Im Prozess gegen einen 35-Jährigen, der im August 2022 einen anderen Mann mit zehn Schüssen verletzte, ist das Urteil gefallen.
Urteil35-Jähriger muss nach Schüssen vor Troisdorfer Bar sechs Jahre in Haft
Die Szene brachte manchen im Publikum zum Lächeln: Ein Vater durfte sein Töchterchen herzen, das ihm seine Frau zur Anklagebank gebracht hatte. Das war für den 35-Jährigen aus Troisdorf wohl der einzige Moment des Glücks an diesem Donnerstagvormittag, denn dann verkündete das Schwurgericht sein Urteil.
Er wurde wegen versuchten Totschlags, gefährlicher Körperverletzung, gefährlichen Eingriffs in den Straßenverkehr und Verstoßes gegen das Waffengesetz zu einer Freiheitsstrafe von sechs Jahren und drei Monaten verurteilt.
Der Angeklagte nahm den Richterspruch mit Zorn zur Kenntnis, konnte sich kaum beruhigen und fiel dem Vorsitzenden Richter bei der Urteilsbegründung wiederholt ins Wort.
Das Gericht sah es als erwiesen an, dass der Boxer am späten Abend des 31. August vergangenen Jahres in der Kölner Straße in Troisdorf mit einer Pistole auf einen ehemaligen Freund (46) geschossen hat, der in einem Auto saß.

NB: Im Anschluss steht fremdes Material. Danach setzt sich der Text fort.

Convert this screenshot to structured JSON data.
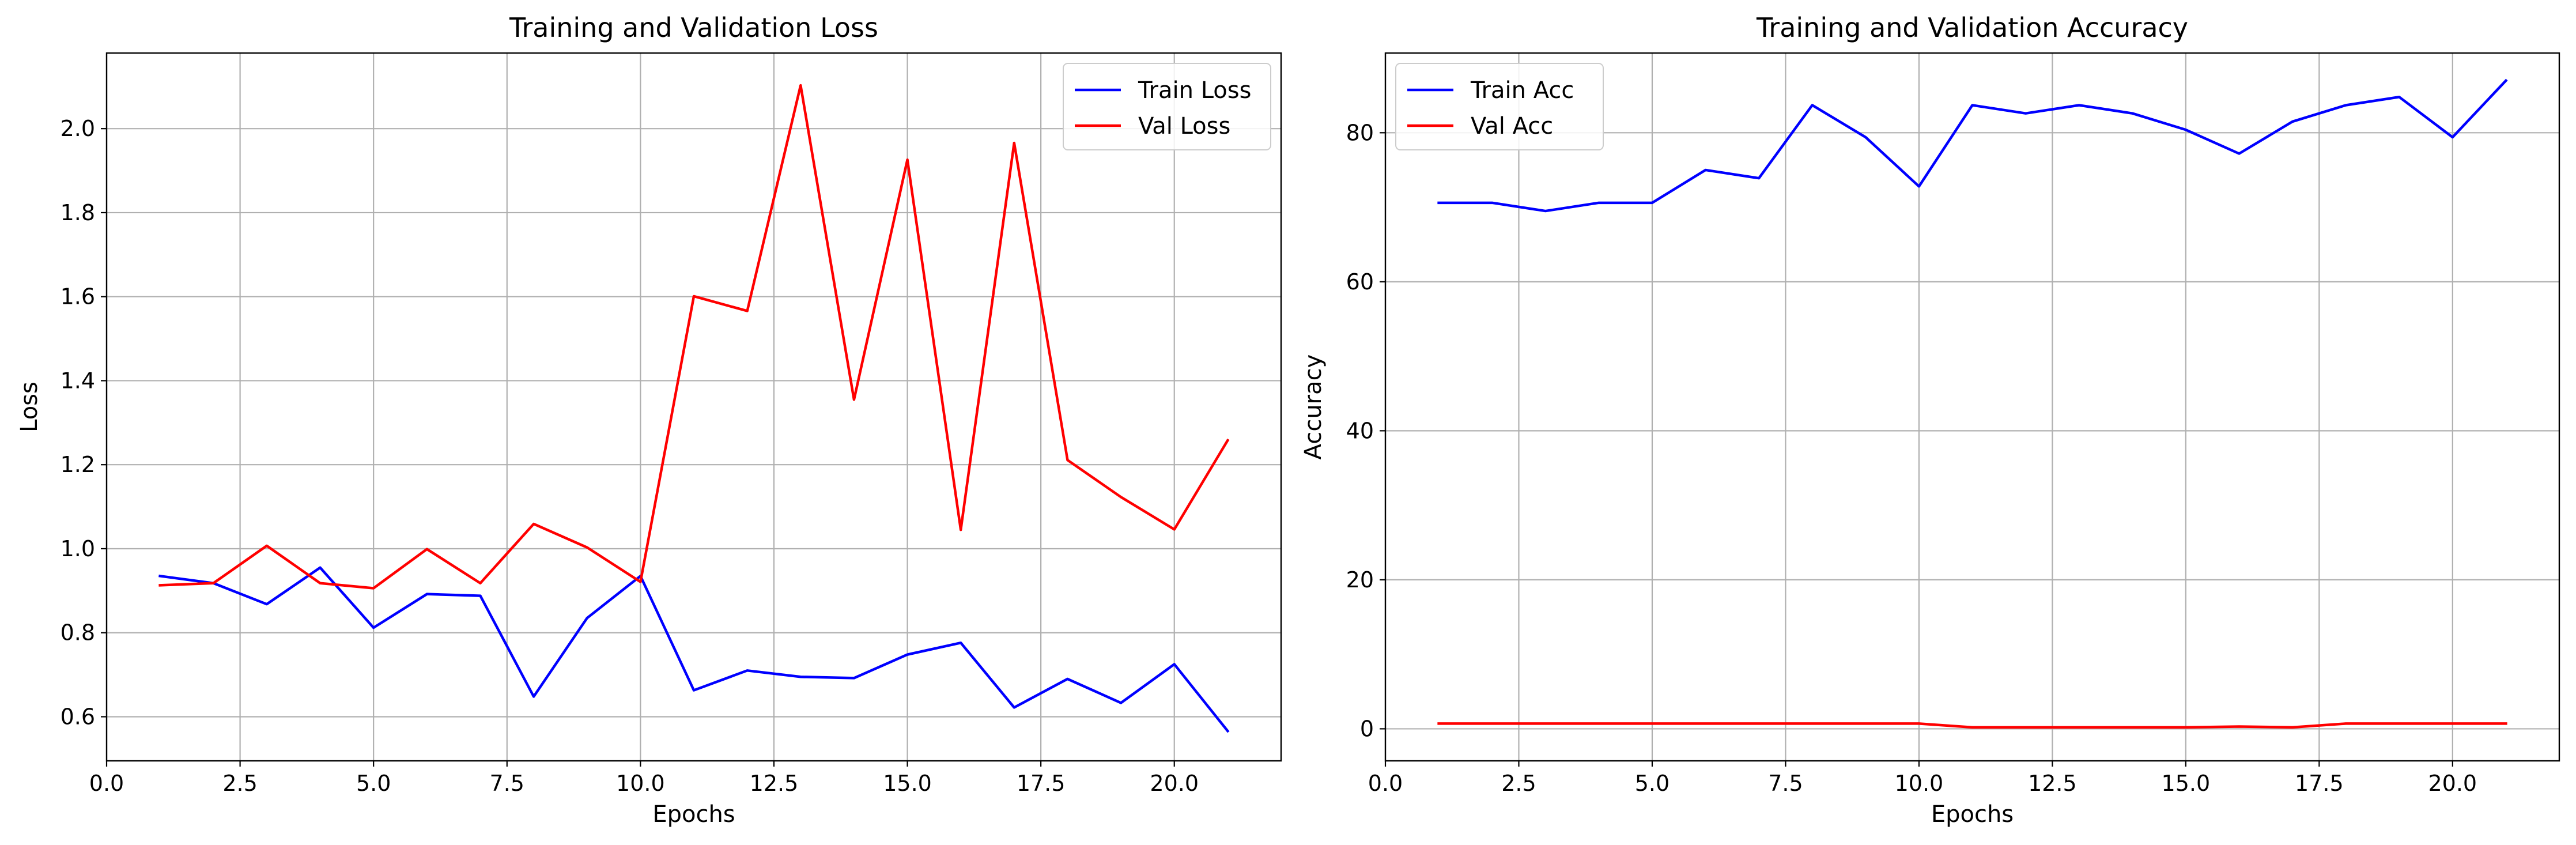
{
  "chart_data": [
    {
      "type": "line",
      "title": "Training and Validation Loss",
      "xlabel": "Epochs",
      "ylabel": "Loss",
      "xlim": [
        0,
        22.0
      ],
      "ylim": [
        0.495,
        2.18
      ],
      "xticks": [
        "0.0",
        "2.5",
        "5.0",
        "7.5",
        "10.0",
        "12.5",
        "15.0",
        "17.5",
        "20.0"
      ],
      "xtick_values": [
        0,
        2.5,
        5,
        7.5,
        10,
        12.5,
        15,
        17.5,
        20
      ],
      "yticks": [
        "0.6",
        "0.8",
        "1.0",
        "1.2",
        "1.4",
        "1.6",
        "1.8",
        "2.0"
      ],
      "ytick_values": [
        0.6,
        0.8,
        1.0,
        1.2,
        1.4,
        1.6,
        1.8,
        2.0
      ],
      "grid": true,
      "legend_position": "top-right",
      "x": [
        1,
        2,
        3,
        4,
        5,
        6,
        7,
        8,
        9,
        10,
        11,
        12,
        13,
        14,
        15,
        16,
        17,
        18,
        19,
        20,
        21
      ],
      "series": [
        {
          "name": "Train Loss",
          "color": "#0000ff",
          "values": [
            0.935,
            0.918,
            0.868,
            0.955,
            0.812,
            0.892,
            0.888,
            0.648,
            0.835,
            0.935,
            0.663,
            0.71,
            0.695,
            0.692,
            0.748,
            0.776,
            0.622,
            0.69,
            0.633,
            0.725,
            0.566
          ]
        },
        {
          "name": "Val Loss",
          "color": "#ff0000",
          "values": [
            0.913,
            0.918,
            1.007,
            0.918,
            0.906,
            0.999,
            0.918,
            1.059,
            1.003,
            0.921,
            1.601,
            1.566,
            2.103,
            1.355,
            1.926,
            1.045,
            1.966,
            1.211,
            1.123,
            1.046,
            1.258
          ]
        }
      ]
    },
    {
      "type": "line",
      "title": "Training and Validation Accuracy",
      "xlabel": "Epochs",
      "ylabel": "Accuracy",
      "xlim": [
        0,
        22.0
      ],
      "ylim": [
        -4.3,
        90.7
      ],
      "xticks": [
        "0.0",
        "2.5",
        "5.0",
        "7.5",
        "10.0",
        "12.5",
        "15.0",
        "17.5",
        "20.0"
      ],
      "xtick_values": [
        0,
        2.5,
        5,
        7.5,
        10,
        12.5,
        15,
        17.5,
        20
      ],
      "yticks": [
        "0",
        "20",
        "40",
        "60",
        "80"
      ],
      "ytick_values": [
        0,
        20,
        40,
        60,
        80
      ],
      "grid": true,
      "legend_position": "top-left",
      "x": [
        1,
        2,
        3,
        4,
        5,
        6,
        7,
        8,
        9,
        10,
        11,
        12,
        13,
        14,
        15,
        16,
        17,
        18,
        19,
        20,
        21
      ],
      "series": [
        {
          "name": "Train Acc",
          "color": "#0000ff",
          "values": [
            70.6,
            70.6,
            69.5,
            70.6,
            70.6,
            75.0,
            73.9,
            83.7,
            79.4,
            72.8,
            83.7,
            82.6,
            83.7,
            82.6,
            80.4,
            77.2,
            81.5,
            83.7,
            84.8,
            79.4,
            87.0
          ]
        },
        {
          "name": "Val Acc",
          "color": "#ff0000",
          "values": [
            0.7,
            0.7,
            0.7,
            0.7,
            0.7,
            0.7,
            0.7,
            0.7,
            0.7,
            0.7,
            0.2,
            0.2,
            0.2,
            0.2,
            0.2,
            0.3,
            0.2,
            0.7,
            0.7,
            0.7,
            0.7
          ]
        }
      ]
    }
  ]
}
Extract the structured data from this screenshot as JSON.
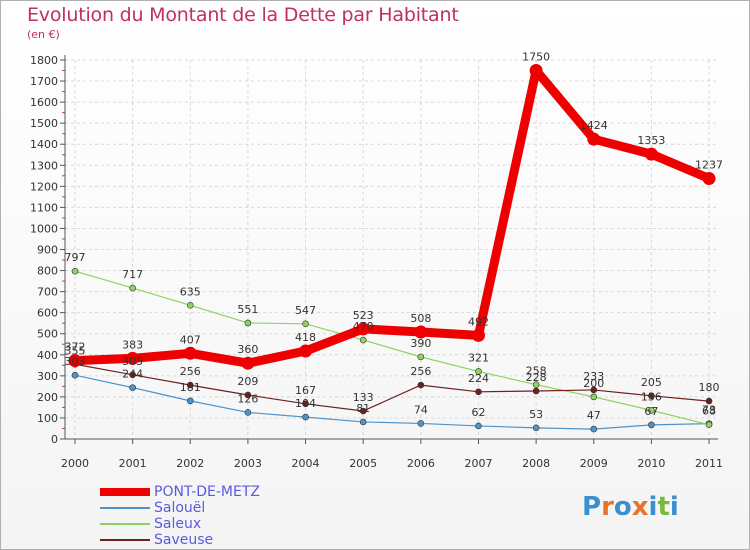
{
  "title": "Evolution du Montant de la Dette par Habitant",
  "subtitle": "(en €)",
  "logo": {
    "text": "Proxiti",
    "letters": [
      "P",
      "r",
      "o",
      "x",
      "i",
      "t",
      "i"
    ],
    "colors": [
      "#3a8fd0",
      "#e8742a",
      "#3a8fd0",
      "#e8742a",
      "#3a8fd0",
      "#7bb83a",
      "#3a8fd0"
    ]
  },
  "chart_data": {
    "type": "line",
    "title": "Evolution du Montant de la Dette par Habitant",
    "subtitle": "(en €)",
    "x": [
      "2000",
      "2001",
      "2002",
      "2003",
      "2004",
      "2005",
      "2006",
      "2007",
      "2008",
      "2009",
      "2010",
      "2011"
    ],
    "ylim": [
      0,
      1800
    ],
    "yticks": [
      "0",
      "100",
      "200",
      "300",
      "400",
      "500",
      "600",
      "700",
      "800",
      "900",
      "1000",
      "1100",
      "1200",
      "1300",
      "1400",
      "1500",
      "1600",
      "1700",
      "1800"
    ],
    "grid": true,
    "legend_position": "bottom-left",
    "series": [
      {
        "name": "PONT-DE-METZ",
        "color": "#ee0000",
        "values": [
          372,
          383,
          407,
          360,
          418,
          523,
          508,
          492,
          1750,
          1424,
          1353,
          1237
        ],
        "labels": [
          "372",
          "383",
          "407",
          "360",
          "418",
          "523",
          "508",
          "492",
          "1750",
          "1424",
          "1353",
          "1237"
        ]
      },
      {
        "name": "Salouël",
        "color": "#4f93c8",
        "values": [
          303,
          244,
          181,
          126,
          104,
          81,
          74,
          62,
          53,
          47,
          67,
          73
        ],
        "labels": [
          "303",
          "244",
          "181",
          "126",
          "104",
          "81",
          "74",
          "62",
          "53",
          "47",
          "67",
          "73"
        ]
      },
      {
        "name": "Saleux",
        "color": "#8fd35e",
        "values": [
          797,
          717,
          635,
          551,
          547,
          470,
          390,
          321,
          258,
          200,
          136,
          68
        ],
        "labels": [
          "797",
          "717",
          "635",
          "551",
          "547",
          "470",
          "390",
          "321",
          "258",
          "200",
          "136",
          "68"
        ]
      },
      {
        "name": "Saveuse",
        "color": "#6e2020",
        "values": [
          355,
          305,
          256,
          209,
          167,
          133,
          256,
          224,
          228,
          233,
          205,
          180
        ],
        "labels": [
          "355",
          "305",
          "256",
          "209",
          "167",
          "133",
          "256",
          "224",
          "228",
          "233",
          "205",
          "180"
        ]
      }
    ]
  }
}
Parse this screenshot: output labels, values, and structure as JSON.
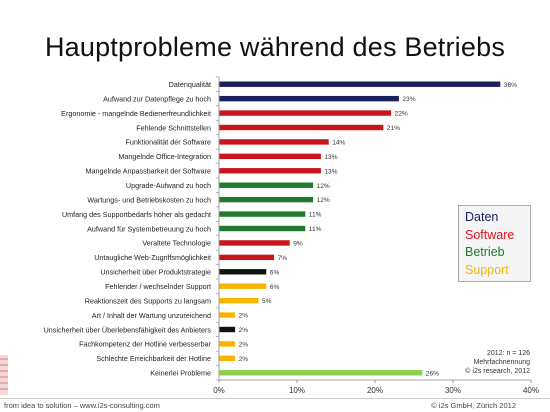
{
  "title": "Hauptprobleme während des Betriebs",
  "chart_data": {
    "type": "bar",
    "orientation": "horizontal",
    "categories": [
      "Datenqualität",
      "Aufwand zur Datenpflege zu hoch",
      "Ergonomie - mangelnde Bedienerfreundlichkeit",
      "Fehlende Schnittstellen",
      "Funktionalität der Software",
      "Mangelnde Office-Integration",
      "Mangelnde Anpassbarkeit der Software",
      "Upgrade-Aufwand zu hoch",
      "Wartungs- und Betriebskosten zu hoch",
      "Umfang des Supportbedarfs höher als gedacht",
      "Aufwand für Systembetreuung zu hoch",
      "Veraltete Technologie",
      "Untaugliche Web-Zugriffsmöglichkeit",
      "Unsicherheit über Produktstrategie",
      "Fehlender / wechselnder Support",
      "Reaktionszeit des Supports zu langsam",
      "Art / Inhalt der Wartung unzureichend",
      "Unsicherheit über Überlebensfähigkeit des Anbieters",
      "Fachkompetenz der Hotline verbesserbar",
      "Schlechte Erreichbarkeit der Hotline",
      "Keinerlei Probleme"
    ],
    "values": [
      36,
      23,
      22,
      21,
      14,
      13,
      13,
      12,
      12,
      11,
      11,
      9,
      7,
      6,
      6,
      5,
      2,
      2,
      2,
      2,
      26
    ],
    "value_labels": [
      "36%",
      "23%",
      "22%",
      "21%",
      "14%",
      "13%",
      "13%",
      "12%",
      "12%",
      "11%",
      "11%",
      "9%",
      "7%",
      "6%",
      "6%",
      "5%",
      "2%",
      "2%",
      "2%",
      "2%",
      "26%"
    ],
    "bar_groups": [
      "daten",
      "daten",
      "software",
      "software",
      "software",
      "software",
      "software",
      "betrieb",
      "betrieb",
      "betrieb",
      "betrieb",
      "software",
      "software",
      "other",
      "support",
      "support",
      "support",
      "other",
      "support",
      "support",
      "none"
    ],
    "xlim": [
      0,
      40
    ],
    "x_ticks": [
      0,
      10,
      20,
      30,
      40
    ],
    "x_tick_labels": [
      "0%",
      "10%",
      "20%",
      "30%",
      "40%"
    ],
    "legend_placement": "right",
    "grid": false
  },
  "colors": {
    "daten": "#1a1f5e",
    "software": "#c8151b",
    "betrieb": "#1f7a2e",
    "support": "#f7b500",
    "other": "#111111",
    "none": "#8bd04a"
  },
  "legend": [
    {
      "label": "Daten",
      "color": "#1a1f5e"
    },
    {
      "label": "Software",
      "color": "#e0141b"
    },
    {
      "label": "Betrieb",
      "color": "#1f7a2e"
    },
    {
      "label": "Support",
      "color": "#f7b500"
    }
  ],
  "note": {
    "line1": "2012: n = 126",
    "line2": "Mehrfachnennung",
    "line3": "© i2s research, 2012"
  },
  "footer": {
    "left": "from idea to solution – www.i2s-consulting.com",
    "right": "© i2s GmbH, Zürich  2012"
  }
}
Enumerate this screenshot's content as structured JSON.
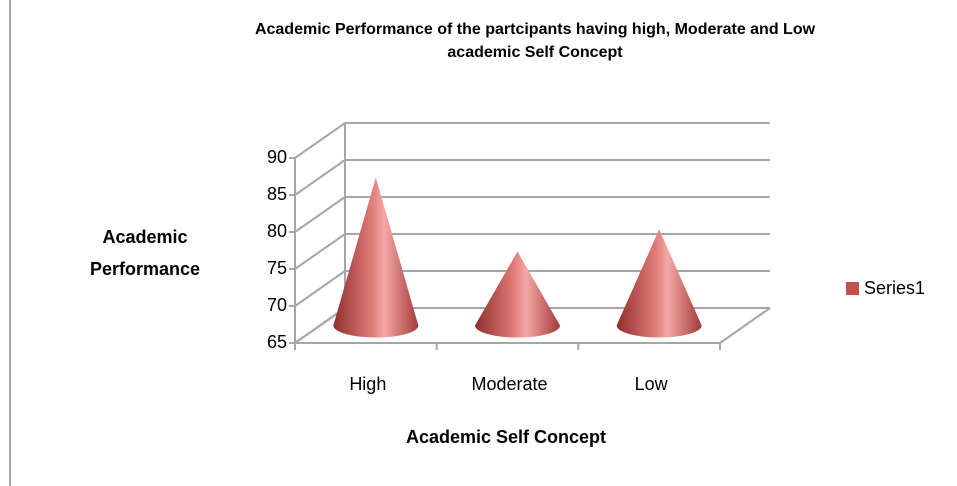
{
  "chart_data": {
    "type": "cone3d",
    "title": [
      "Academic Performance of the partcipants having high, Moderate and Low",
      "academic Self Concept"
    ],
    "x_label": "Academic Self Concept",
    "y_label": [
      "Academic",
      "Performance"
    ],
    "categories": [
      "High",
      "Moderate",
      "Low"
    ],
    "series": [
      {
        "name": "Series1",
        "color": "#c0504d",
        "values": [
          85,
          75,
          78
        ]
      }
    ],
    "ylim": [
      65,
      90
    ],
    "yticks": [
      65,
      70,
      75,
      80,
      85,
      90
    ],
    "grid": true,
    "legend": "right"
  }
}
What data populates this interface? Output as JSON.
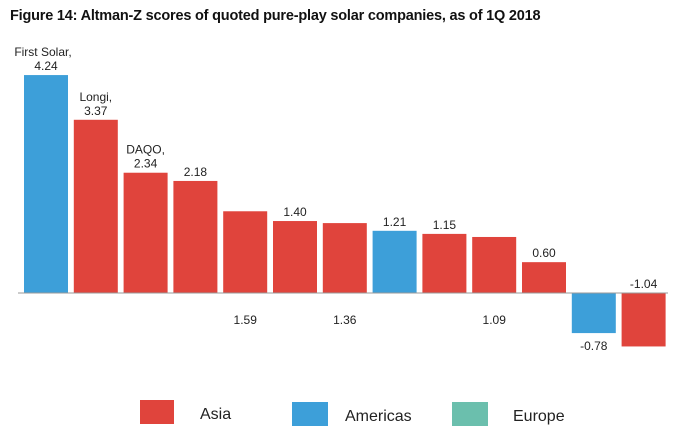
{
  "chart_data": {
    "type": "bar",
    "title": "Figure 14: Altman-Z scores of quoted pure-play solar companies, as of 1Q 2018",
    "xlabel": "",
    "ylabel": "",
    "ylim": [
      -1.5,
      4.5
    ],
    "grid": false,
    "legend_position": "bottom",
    "legend": [
      {
        "name": "Asia",
        "color": "#e0443c"
      },
      {
        "name": "Americas",
        "color": "#3d9fd9"
      },
      {
        "name": "Europe",
        "color": "#6bbfad"
      }
    ],
    "bars": [
      {
        "name": "First Solar,",
        "value": 4.24,
        "label": "4.24",
        "region": "Americas",
        "label_side": "above"
      },
      {
        "name": "Longi,",
        "value": 3.37,
        "label": "3.37",
        "region": "Asia",
        "label_side": "above"
      },
      {
        "name": "DAQO,",
        "value": 2.34,
        "label": "2.34",
        "region": "Asia",
        "label_side": "above"
      },
      {
        "name": "",
        "value": 2.18,
        "label": "2.18",
        "region": "Asia",
        "label_side": "above"
      },
      {
        "name": "",
        "value": 1.59,
        "label": "1.59",
        "region": "Asia",
        "label_side": "below"
      },
      {
        "name": "",
        "value": 1.4,
        "label": "1.40",
        "region": "Asia",
        "label_side": "above"
      },
      {
        "name": "",
        "value": 1.36,
        "label": "1.36",
        "region": "Asia",
        "label_side": "below"
      },
      {
        "name": "",
        "value": 1.21,
        "label": "1.21",
        "region": "Americas",
        "label_side": "above"
      },
      {
        "name": "",
        "value": 1.15,
        "label": "1.15",
        "region": "Asia",
        "label_side": "above"
      },
      {
        "name": "",
        "value": 1.09,
        "label": "1.09",
        "region": "Asia",
        "label_side": "below"
      },
      {
        "name": "",
        "value": 0.6,
        "label": "0.60",
        "region": "Asia",
        "label_side": "above"
      },
      {
        "name": "",
        "value": -0.78,
        "label": "-0.78",
        "region": "Americas",
        "label_side": "below"
      },
      {
        "name": "",
        "value": -1.04,
        "label": "-1.04",
        "region": "Asia",
        "label_side": "above"
      }
    ]
  }
}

Acht bis zehn Schüsse wurden abgegeben, das Opfer wurde durch ein Projektil in beide Unterschenkel getroffen. Weitere Projektile schlugen in dem weißen Audi des Opfers ein, in Wohnungen, ein Schaufenster und in die Ölleitung eines geparkten Lkw. Der Schwurgerichtsvorsitzende Klaus Reinhoff sprach von einem „Ausbruch von Gewalt“ mitten auf einer belebten Straße.
Schießerei in Troisdorf: Verteidiger kündigte Rechtsmittel an
Der Angeklagte gab acht bis zehn Schüsse ab.Mehrere Patronen schlugen in benachbarte Häuser ein.
Warum? Die Antwort gab der Richter: Es ging um verletzte Ehre. Die früheren Freunde trafen in einer Shisha-Bar aufeinander, stritten zunächst über eine Frau, prügelten sich in der Küche.
Danach vereinbarten die Männer, sich wenig später erneut zu treffen, um die Angelegenheit zu klären. Einer gegen einen, möglicherweise beide mit Waffen.
Schießerei in Troisdorf: Aussage des Opfers war erfunden
Laut Anklage soll der 35-Jährige dort gegen 23 Uhr gewartet haben; als der andere vorfuhr, soll der Angeklagte die Fahrertür geöffnet und zweimal mit einer Pistole auf den Fahrer gezielt haben, doch es habe sich kein Schuss gelöst. Der Staatsanwalt hatte sich auf die Aussage des Opfers gestützt. „Doch das war nicht so!“, stellte die Kammer fest, der 46-Jährige habe das erfunden.
Nach Überzeugung der Richter hat sich die Sache vielmehr so zugetragen: Der Angeklagte wartete zur verabredeten Zeit an der Bar, das spätere Opfer musste mit seinem Wagen an der Ecke Kölner Straße/Hohenzollernstraße stoppen, um einem anderen die Vorfahrt zu gewähren; das bestätigte ein Zeuge.
Als der Wagen wieder anfuhr, feuerte der 36-Jährige los, weil er geglaubt habe, der andere wolle ihn überrollen. Er habe nur das Auto stoppen wollen, nicht aber auf den Fahrer gezielt, erklärte er.
Die Richter nahmen ihm das nicht ab, denn nach der Aussage des Zeugen sei der Audi langsam gefahren, der Fahrer habe beide Hände am Steuer gehabt, konnte mithin keine Waffe in der Hand gehabt haben. Das sei versuchter Totschlag, spätestens mit den Schüssen. Reinhoff: „Diese Aggression, die Sie entfalten, ist erschreckend!“
Das Opfer hatte von seinem Aussageverweigerungsrecht Gebrauch gemacht. Der Verteidiger des Angeklagten, Carsten Rubarth, kündigte Rechtsmittel gegen das Urteil an.